Für einige Beobachter steht indes außer Frage: Von der Leyen muss jetzt schnell dafür sorgen, dass sie im EU-Parlament in zwei Wochen auch eine Mehrheit bekommt. „Es gibt das Risiko, dass von der Leyen im Parlament nicht durchkommt“, sagte dazu der Brite Jonathan Faull, ein ehemaliger hochrangiger EU-Funktionär, der jetzt für die Beraterfirma Brunswick Group arbeitet. Denn viele im Parlament hatten gehofft, dass die Staats- und Regierungschefs dem Prinzip Rechnung tragen, dass nur einer der Spitzenkandidaten der Parteien bei der Europawahl Nachfolger von EU-Kommissionspräsident Jean-Claude Juncker werden kann.

Die spanische Fraktionsvorsitzende der Sozialdemokraten, Iratxe Garcia Perez, nannte die Gipfelentscheidung deshalb „zutiefst enttäuschend“. Die Grünen kritisierten eine „groteske“ Absprache, nachdem von den Mitgliedsstaaten erst der konservative Spitzenkandidat Manfred Weber und dann der Sozialdemokrat Frans Timmermans als nicht mehrheitsfähig aussortiert wurden.

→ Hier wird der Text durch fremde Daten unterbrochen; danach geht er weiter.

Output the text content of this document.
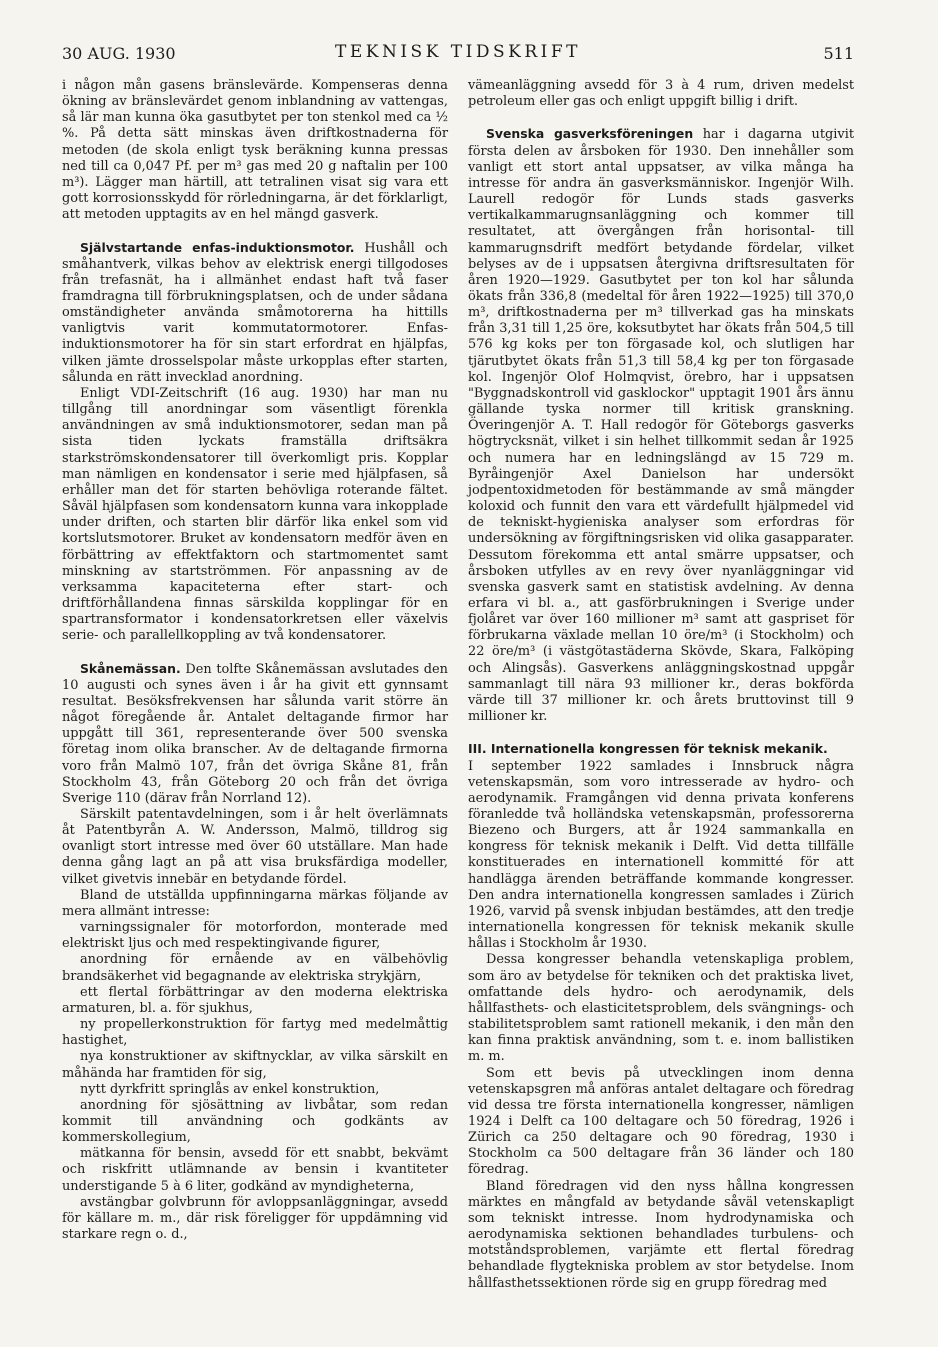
30 AUG. 1930	TEKNISK TIDSKRIFT	511

i någon mån gasens bränslevärde. Kompenseras denna ökning av bränslevärdet genom inblandning av vattengas, så lär man kunna öka gasutbytet per ton stenkol med ca ½ %. På detta sätt minskas även driftkostnaderna för metoden (de skola enligt tysk beräkning kunna pressas ned till ca 0,047 Pf. per m³ gas med 20 g naftalin per 100 m³). Lägger man härtill, att tetralinen visat sig vara ett gott korrosionsskydd för rörledningarna, är det förklarligt, att metoden upptagits av en hel mängd gasverk.

Självstartande enfas-induktionsmotor. Hushåll och småhantverk, vilkas behov av elektrisk energi tillgodoses från trefasnät, ha i allmänhet endast haft två faser framdragna till förbrukningsplatsen, och de under sådana omständigheter använda småmotorerna ha hittills vanligtvis varit kommutatormotorer. Enfas-induktionsmotorer ha för sin start erfordrat en hjälpfas, vilken jämte drosselspolar måste urkopplas efter starten, sålunda en rätt invecklad anordning.

Enligt VDI-Zeitschrift (16 aug. 1930) har man nu tillgång till anordningar som väsentligt förenkla användningen av små induktionsmotorer, sedan man på sista tiden lyckats framställa driftsäkra starkströmskondensatorer till överkomligt pris. Kopplar man nämligen en kondensator i serie med hjälpfasen, så erhåller man det för starten behövliga roterande fältet. Såväl hjälpfasen som kondensatorn kunna vara inkopplade under driften, och starten blir därför lika enkel som vid kortslutsmotorer. Bruket av kondensatorn medför även en förbättring av effektfaktorn och startmomentet samt minskning av startströmmen. För anpassning av de verksamma kapaciteterna efter start- och driftförhållandena finnas särskilda kopplingar för en spartransformator i kondensatorkretsen eller växelvis serie- och parallellkoppling av två kondensatorer.

Skånemässan. Den tolfte Skånemässan avslutades den 10 augusti och synes även i år ha givit ett gynnsamt resultat. Besöksfrekvensen har sålunda varit större än något föregående år. Antalet deltagande firmor har uppgått till 361, representerande över 500 svenska företag inom olika branscher. Av de deltagande firmorna voro från Malmö 107, från det övriga Skåne 81, från Stockholm 43, från Göteborg 20 och från det övriga Sverige 110 (därav från Norrland 12).

Särskilt patentavdelningen, som i år helt överlämnats åt Patentbyrån A. W. Andersson, Malmö, tilldrog sig ovanligt stort intresse med över 60 utställare. Man hade denna gång lagt an på att visa bruksfärdiga modeller, vilket givetvis innebär en betydande fördel.

Bland de utställda uppfinningarna märkas följande av mera allmänt intresse:

varningssignaler för motorfordon, monterade med elektriskt ljus och med respektingivande figurer,

anordning för ernående av en välbehövlig brandsäkerhet vid begagnande av elektriska strykjärn,

ett flertal förbättringar av den moderna elektriska armaturen, bl. a. för sjukhus,

ny propellerkonstruktion för fartyg med medelmåttig hastighet,

nya konstruktioner av skiftnycklar, av vilka särskilt en måhända har framtiden för sig,

nytt dyrkfritt springlås av enkel konstruktion,

anordning för sjösättning av livbåtar, som redan kommit till användning och godkänts av kommerskollegium,

mätkanna för bensin, avsedd för ett snabbt, bekvämt och riskfritt utlämnande av bensin i kvantiteter understigande 5 à 6 liter, godkänd av myndigheterna,

avstängbar golvbrunn för avloppsanläggningar, avsedd för källare m. m., där risk föreligger för uppdämning vid starkare regn o. d.,

vämeanläggning avsedd för 3 à 4 rum, driven medelst petroleum eller gas och enligt uppgift billig i drift.

Svenska gasverksföreningen har i dagarna utgivit första delen av årsboken för 1930. Den innehåller som vanligt ett stort antal uppsatser, av vilka många ha intresse för andra än gasverksmänniskor. Ingenjör Wilh. Laurell redogör för Lunds stads gasverks vertikalkammarugnsanläggning och kommer till resultatet, att övergången från horisontal- till kammarugnsdrift medfört betydande fördelar, vilket belyses av de i uppsatsen återgivna driftsresultaten för åren 1920—1929. Gasutbytet per ton kol har sålunda ökats från 336,8 (medeltal för åren 1922—1925) till 370,0 m³, driftkostnaderna per m³ tillverkad gas ha minskats från 3,31 till 1,25 öre, koksutbytet har ökats från 504,5 till 576 kg koks per ton förgasade kol, och slutligen har tjärutbytet ökats från 51,3 till 58,4 kg per ton förgasade kol. Ingenjör Olof Holmqvist, örebro, har i uppsatsen "Byggnadskontroll vid gasklockor" upptagit 1901 års ännu gällande tyska normer till kritisk granskning. Överingenjör A. T. Hall redogör för Göteborgs gasverks högtrycksnät, vilket i sin helhet tillkommit sedan år 1925 och numera har en ledningslängd av 15 729 m. Byråingenjör Axel Danielson har undersökt jodpentoxidmetoden för bestämmande av små mängder koloxid och funnit den vara ett värdefullt hjälpmedel vid de tekniskt-hygieniska analyser som erfordras för undersökning av förgiftningsrisken vid olika gasapparater. Dessutom förekomma ett antal smärre uppsatser, och årsboken utfylles av en revy över nyanläggningar vid svenska gasverk samt en statistisk avdelning. Av denna erfara vi bl. a., att gasförbrukningen i Sverige under fjolåret var över 160 millioner m³ samt att gaspriset för förbrukarna växlade mellan 10 öre/m³ (i Stockholm) och 22 öre/m³ (i västgötastäderna Skövde, Skara, Falköping och Alingsås). Gasverkens anläggningskostnad uppgår sammanlagt till nära 93 millioner kr., deras bokförda värde till 37 millioner kr. och årets bruttovinst till 9 millioner kr.

III. Internationella kongressen för teknisk mekanik.

I september 1922 samlades i Innsbruck några vetenskapsmän, som voro intresserade av hydro- och aerodynamik. Framgången vid denna privata konferens föranledde två holländska vetenskapsmän, professorerna Biezeno och Burgers, att år 1924 sammankalla en kongress för teknisk mekanik i Delft. Vid detta tillfälle konstituerades en internationell kommitté för att handlägga ärenden beträffande kommande kongresser. Den andra internationella kongressen samlades i Zürich 1926, varvid på svensk inbjudan bestämdes, att den tredje internationella kongressen för teknisk mekanik skulle hållas i Stockholm år 1930.

Dessa kongresser behandla vetenskapliga problem, som äro av betydelse för tekniken och det praktiska livet, omfattande dels hydro- och aerodynamik, dels hållfasthets- och elasticitetsproblem, dels svängnings- och stabilitetsproblem samt rationell mekanik, i den mån den kan finna praktisk användning, som t. e. inom ballistiken m. m.

Som ett bevis på utvecklingen inom denna vetenskapsgren må anföras antalet deltagare och föredrag vid dessa tre första internationella kongresser, nämligen 1924 i Delft ca 100 deltagare och 50 föredrag, 1926 i Zürich ca 250 deltagare och 90 föredrag, 1930 i Stockholm ca 500 deltagare från 36 länder och 180 föredrag.

Bland föredragen vid den nyss hållna kongressen märktes en mångfald av betydande såväl vetenskapligt som tekniskt intresse. Inom hydrodynamiska och aerodynamiska sektionen behandlades turbulens- och motståndsproblemen, varjämte ett flertal föredrag behandlade flygtekniska problem av stor betydelse. Inom hållfasthetssektionen rörde sig en grupp föredrag med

Abstimmung wohl am 16. Juli

Von der Leyen bleibt nicht viel Zeit, um die Wogen zu glätten. Schon am 16. Juli soll das Parlament über ihre Ernennung zur Kommissionspräsidentin abstimmen. Sie braucht dann die Stimmen von mindestens 376 der 751 Abgeordneten im Parlament. „Die hat sie noch lange nicht“, meint der Grünen-Abgeordnete Sven Giegold.

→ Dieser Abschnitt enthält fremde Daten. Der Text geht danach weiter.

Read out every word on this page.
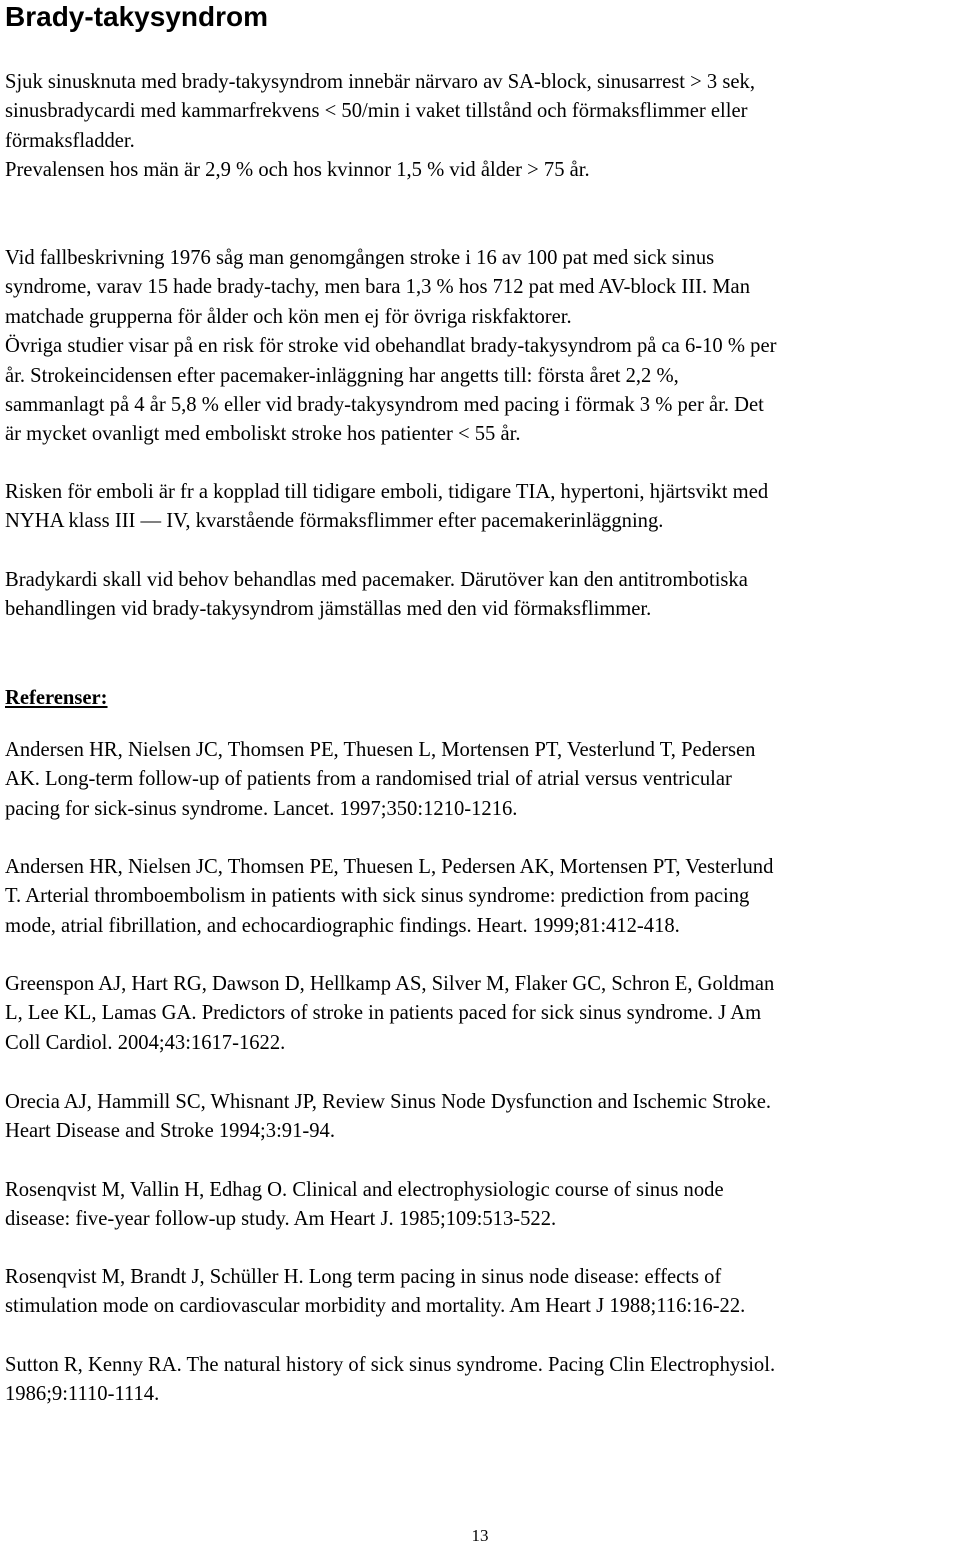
Brady-takysyndrom

Sjuk sinusknuta med brady-takysyndrom innebär närvaro av SA-block, sinusarrest > 3 sek,
sinusbradycardi med kammarfrekvens < 50/min i vaket tillstånd och förmaksflimmer eller
förmaksfladder.

Prevalensen hos män är 2,9 % och hos kvinnor 1,5 % vid ålder > 75 år.

Vid fallbeskrivning 1976 såg man genomgången stroke i 16 av 100 pat med sick sinus
syndrome, varav 15 hade brady-tachy, men bara 1,3 % hos 712 pat med AV-block III. Man
matchade grupperna för ålder och kön men ej för övriga riskfaktorer.
Övriga studier visar på en risk för stroke vid obehandlat brady-takysyndrom på ca 6-10 % per
år. Strokeincidensen efter pacemaker-inläggning har angetts till: första året 2,2 %,
sammanlagt på 4 år 5,8 % eller vid brady-takysyndrom med pacing i förmak 3 % per år. Det
är mycket ovanligt med emboliskt stroke hos patienter < 55 år.

Risken för emboli är fr a kopplad till tidigare emboli, tidigare TIA, hypertoni, hjärtsvikt med
NYHA klass III — IV, kvarstående förmaksflimmer efter pacemakerinläggning.

Bradykardi skall vid behov behandlas med pacemaker. Därutöver kan den antitrombotiska
behandlingen vid brady-takysyndrom jämställas med den vid förmaksflimmer.

Referenser:

Andersen HR, Nielsen JC, Thomsen PE, Thuesen L, Mortensen PT, Vesterlund T, Pedersen
AK. Long-term follow-up of patients from a randomised trial of atrial versus ventricular
pacing for sick-sinus syndrome. Lancet. 1997;350:1210-1216.

Andersen HR, Nielsen JC, Thomsen PE, Thuesen L, Pedersen AK, Mortensen PT, Vesterlund
T. Arterial thromboembolism in patients with sick sinus syndrome: prediction from pacing
mode, atrial fibrillation, and echocardiographic findings. Heart. 1999;81:412-418.

Greenspon AJ, Hart RG, Dawson D, Hellkamp AS, Silver M, Flaker GC, Schron E, Goldman
L, Lee KL, Lamas GA. Predictors of stroke in patients paced for sick sinus syndrome. J Am
Coll Cardiol. 2004;43:1617-1622.

Orecia AJ, Hammill SC, Whisnant JP, Review Sinus Node Dysfunction and Ischemic Stroke.
Heart Disease and Stroke 1994;3:91-94.

Rosenqvist M, Vallin H, Edhag O. Clinical and electrophysiologic course of sinus node
disease: five-year follow-up study. Am Heart J. 1985;109:513-522.

Rosenqvist M, Brandt J, Schüller H. Long term pacing in sinus node disease: effects of
stimulation mode on cardiovascular morbidity and mortality. Am Heart J 1988;116:16-22.

Sutton R, Kenny RA. The natural history of sick sinus syndrome. Pacing Clin Electrophysiol.
1986;9:1110-1114.

13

Denn ohne Sozialdemokraten und Grüne wird es schwierig. Von der Leyens eigene konservative Europäische Volkspartei (EVP) kommt nur auf 182 Sitze, die Liberalen von Frankreichs Präsident Emmanuel Macron, der von der Leyen beim Brüsseler Gipfel-Marathon vorgeschlagen haben soll, auf 108.

„Das Parlament ist eher ein Ort blinden Gehorsams“, sagt unterdessen ein namentlich nicht genannter langjähriger EU-Abgeordneter zur AFP, der davon ausgeht, dass von der Leyen am Ende eine Mehrheit haben wird: „Es schreit, aber am Ende macht es, was von ihm verlangt wird.“ „Ich gehe davon aus, dass es am Ende eine Mehrheit geben wird“, sagt auch Janis Emmanouilidis vom Brüsseler European Policy Center (EPC). Das werde von der Leyen aber auch etwas kosten. Derzeit versuche man im EU-Parlament allerdings noch „den Preis hochzudrücken“.